Methods: According to Clause 22 of the Resistance Economy policy, examining the networked relationship among financial markets and their spillover effects is essential for coordinating national resources to take appropriate actions. Therefore, in this study, considering the importance of analyzing spillover effects among three markets under sanctions, the network and spillover connections between three key financial markets—Tehran Stock Exchange, foreign exchange, and cryptocurrency—have been analyzed during the sanction period. In this research, the TVP-VAR model has been employed to analyze the data from the three markets, and daily price returns have been used to investigate the interrelations among these financial markets.
Findings: The results of sensitivity analysis of each sanction during the studied period showed that, in the case of the Central Bank sanction and the sanctions on financial centers and the energy sector, the roles of shock transmission and shock reception in all three markets remained unchanged. However, with the sanction on 18 Iranian banks, the role of the cryptocurrency market changed from a shock transmitter to a shock receiver, while the other markets maintained their roles as before the sanction.
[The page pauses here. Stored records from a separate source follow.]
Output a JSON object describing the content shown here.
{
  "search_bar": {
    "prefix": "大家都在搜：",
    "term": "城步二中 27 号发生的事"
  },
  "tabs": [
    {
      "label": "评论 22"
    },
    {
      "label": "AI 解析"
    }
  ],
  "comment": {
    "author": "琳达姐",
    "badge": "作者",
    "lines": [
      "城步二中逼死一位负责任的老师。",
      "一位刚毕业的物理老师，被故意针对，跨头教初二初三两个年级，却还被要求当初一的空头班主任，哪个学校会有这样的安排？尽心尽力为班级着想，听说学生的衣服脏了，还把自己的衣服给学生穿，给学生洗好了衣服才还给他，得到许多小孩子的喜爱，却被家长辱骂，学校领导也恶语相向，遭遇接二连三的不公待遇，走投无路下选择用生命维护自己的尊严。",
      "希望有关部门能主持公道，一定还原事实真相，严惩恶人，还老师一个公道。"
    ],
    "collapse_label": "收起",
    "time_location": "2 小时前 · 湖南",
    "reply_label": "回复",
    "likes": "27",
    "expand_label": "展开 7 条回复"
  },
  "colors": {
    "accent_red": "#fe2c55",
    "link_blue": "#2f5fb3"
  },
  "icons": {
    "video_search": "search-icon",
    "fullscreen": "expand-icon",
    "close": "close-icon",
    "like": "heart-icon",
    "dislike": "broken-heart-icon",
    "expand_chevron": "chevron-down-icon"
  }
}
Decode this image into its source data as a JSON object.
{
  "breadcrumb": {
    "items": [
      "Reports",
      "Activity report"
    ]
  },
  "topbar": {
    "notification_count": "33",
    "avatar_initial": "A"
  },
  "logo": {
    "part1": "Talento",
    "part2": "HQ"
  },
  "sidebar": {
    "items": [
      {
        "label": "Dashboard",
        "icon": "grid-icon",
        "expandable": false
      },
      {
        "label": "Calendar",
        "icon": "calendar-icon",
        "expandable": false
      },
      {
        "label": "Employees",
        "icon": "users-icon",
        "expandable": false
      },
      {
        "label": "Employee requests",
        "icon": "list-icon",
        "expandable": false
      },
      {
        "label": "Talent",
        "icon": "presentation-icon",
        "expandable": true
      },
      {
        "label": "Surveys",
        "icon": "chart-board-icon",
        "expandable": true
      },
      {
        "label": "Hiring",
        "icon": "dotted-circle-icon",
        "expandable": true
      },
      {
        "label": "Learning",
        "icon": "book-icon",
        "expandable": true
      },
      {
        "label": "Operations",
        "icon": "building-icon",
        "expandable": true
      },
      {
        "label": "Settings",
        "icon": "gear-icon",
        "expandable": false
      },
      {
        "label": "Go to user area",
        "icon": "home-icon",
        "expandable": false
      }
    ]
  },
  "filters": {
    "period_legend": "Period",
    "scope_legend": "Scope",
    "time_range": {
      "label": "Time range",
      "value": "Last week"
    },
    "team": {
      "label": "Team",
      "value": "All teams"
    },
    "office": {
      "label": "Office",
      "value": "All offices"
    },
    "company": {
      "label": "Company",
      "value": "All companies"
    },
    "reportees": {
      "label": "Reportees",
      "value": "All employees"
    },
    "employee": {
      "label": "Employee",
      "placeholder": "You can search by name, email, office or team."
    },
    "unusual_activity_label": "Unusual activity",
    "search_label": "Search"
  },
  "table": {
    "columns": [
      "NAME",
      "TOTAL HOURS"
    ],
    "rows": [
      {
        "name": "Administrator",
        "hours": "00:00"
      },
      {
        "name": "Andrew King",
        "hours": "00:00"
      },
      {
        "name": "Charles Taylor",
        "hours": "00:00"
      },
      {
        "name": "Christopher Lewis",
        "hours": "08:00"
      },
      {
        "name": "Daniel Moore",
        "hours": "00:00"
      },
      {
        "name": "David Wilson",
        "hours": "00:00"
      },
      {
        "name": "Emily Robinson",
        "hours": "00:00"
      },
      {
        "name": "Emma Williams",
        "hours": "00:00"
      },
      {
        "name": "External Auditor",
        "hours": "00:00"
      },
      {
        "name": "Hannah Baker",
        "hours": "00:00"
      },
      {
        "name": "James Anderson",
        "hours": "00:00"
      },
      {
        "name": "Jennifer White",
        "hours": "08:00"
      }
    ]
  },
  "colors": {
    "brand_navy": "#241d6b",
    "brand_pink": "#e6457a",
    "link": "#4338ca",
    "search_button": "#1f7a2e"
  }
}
Conclusion: A comprehensive examination of the sanctions and the division of the entire period into five distinct phases revealed that the cryptocurrency market acted as a shock transmitter in phases 1 and 4, and as a shock receiver in phases 2, 3, and 5. The Tehran Stock Exchange received shocks in all phases except phase 5, and finally, the foreign exchange market acted as a shock transmitter in all phases.